Sun Shines in Northeast, But Threats Remain

Severe flooding swept away cars, uprooted trees and forced evacuations as the Northeast endured another day of driving rain Saturday. But in some places, there was good news — the sun was shining.

Forecasters expected strong winds overnight but said the worst of the heavy rain appeared to be over. Parts of the Northeast have endured more than a foot of rain since Oct. 7.

"We need the sun and the breeze to dry it up a bit, to start raising the spirits of the residents," said Harry Conover, director of emergency management in New Jersey's Monmouth County (search). "These people have been going through this all week and they haven't seen the sun in a long time."

Flooding kept roads and highways shut down Saturday, halted train service and prompted Massachusetts Gov. Mitt Romney (search) to declare a state of emergency, following the lead of New Jersey and New Hampshire.
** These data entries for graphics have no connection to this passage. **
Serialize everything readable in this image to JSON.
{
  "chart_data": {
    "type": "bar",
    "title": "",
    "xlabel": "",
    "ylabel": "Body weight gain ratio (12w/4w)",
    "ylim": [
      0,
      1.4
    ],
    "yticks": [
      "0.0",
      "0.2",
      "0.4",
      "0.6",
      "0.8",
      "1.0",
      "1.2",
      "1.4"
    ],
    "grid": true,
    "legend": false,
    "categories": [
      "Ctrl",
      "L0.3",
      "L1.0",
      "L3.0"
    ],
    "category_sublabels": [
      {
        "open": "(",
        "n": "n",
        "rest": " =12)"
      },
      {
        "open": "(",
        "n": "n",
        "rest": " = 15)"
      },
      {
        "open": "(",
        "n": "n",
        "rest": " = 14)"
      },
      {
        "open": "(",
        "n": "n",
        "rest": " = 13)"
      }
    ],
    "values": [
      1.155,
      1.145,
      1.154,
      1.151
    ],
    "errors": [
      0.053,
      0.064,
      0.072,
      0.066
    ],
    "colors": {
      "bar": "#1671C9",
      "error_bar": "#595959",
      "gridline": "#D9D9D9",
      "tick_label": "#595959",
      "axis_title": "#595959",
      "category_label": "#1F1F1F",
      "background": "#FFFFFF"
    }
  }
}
In Massachusetts alone, the flooding was estimated to have caused more than $6.5 million in damage, Romney said.

The death toll from the storms rose to 11 when a 75-year-old Connecticut man was swept away by rushing water at a campground. Searchers were looking for a woman who fell Saturday into the dangerous rapids of another Connecticut river, and four people in New Hampshire have been missing for a week.

Though the worst rain was over, the region was not out of danger. Flood warnings were in effect in Massachusetts, New Jersey, Rhode Island, Connecticut and New Hampshire (search) as rivers swelled and officials worried that dams might burst.

"We probably got three months of rain in this past week," said Kerry Flaherty, director of emergency management in Connecticut.

Amtrak canceled service in parts of the Northeast Corridor because of high water on the tracks, and flooded highways snarled traffic from Connecticut to New Hampshire. Hundreds of residents were evacuated as rivers overflowed their banks and covered roadways.

"Our whole first floor is gone," said Kay O'Malley, of Spring Lake, N.J., where the sun finally peeked through the clouds.

O'Malley and her 11-year-old daughter Meghan took a canoe to their house to try to salvage some of their belongings.

Flooding in central Massachusetts swept away about 30 cars in an industrial area of Worcester and forced a police officer to climb out his cruiser's window to escape the rising water. Two or three boxcars in a city rail yard also were lifted up by the flooding and pushed into the street, police said. Floodwaters were reported as high as 7 feet in some areas.

Worcester resident Eric Plikunas, 22, and his family sought refuge at Doherty Memorial High School after the roof caved in on his apartment.

"I thought I was dreaming. I woke up and my girlfriend was lying in a puddle of water," he said.

On Interstate 91 just south of Springfield, traffic backed up for miles after deep water forced officials to close the highway in both directions. The southbound lane reopened within hours and the northbound lanes was expected to open late Saturday.

Peter Judge, a spokesman for the Massachusetts EMA, said the agency was prepared to evacuate 6,000 people from Southbridge should dams near the town burst. Southbridge is in central Massachusetts, just north of the Connecticut border.

In Rhode Island, firefighters in Johnston traveled down one street on a motorized boat. Dams in Exeter and Coventry were damaged.

In New Hampshire, many of the 1,300 residents evacuated last weekend from Keene returned home Saturday, but a 500-foot mudslide shut down part of Route 123.

"There's water in the road, water in the basement, literally all over the state," said Jim Van Dongen, spokesman for the New Hampshire Emergency Management Office (search).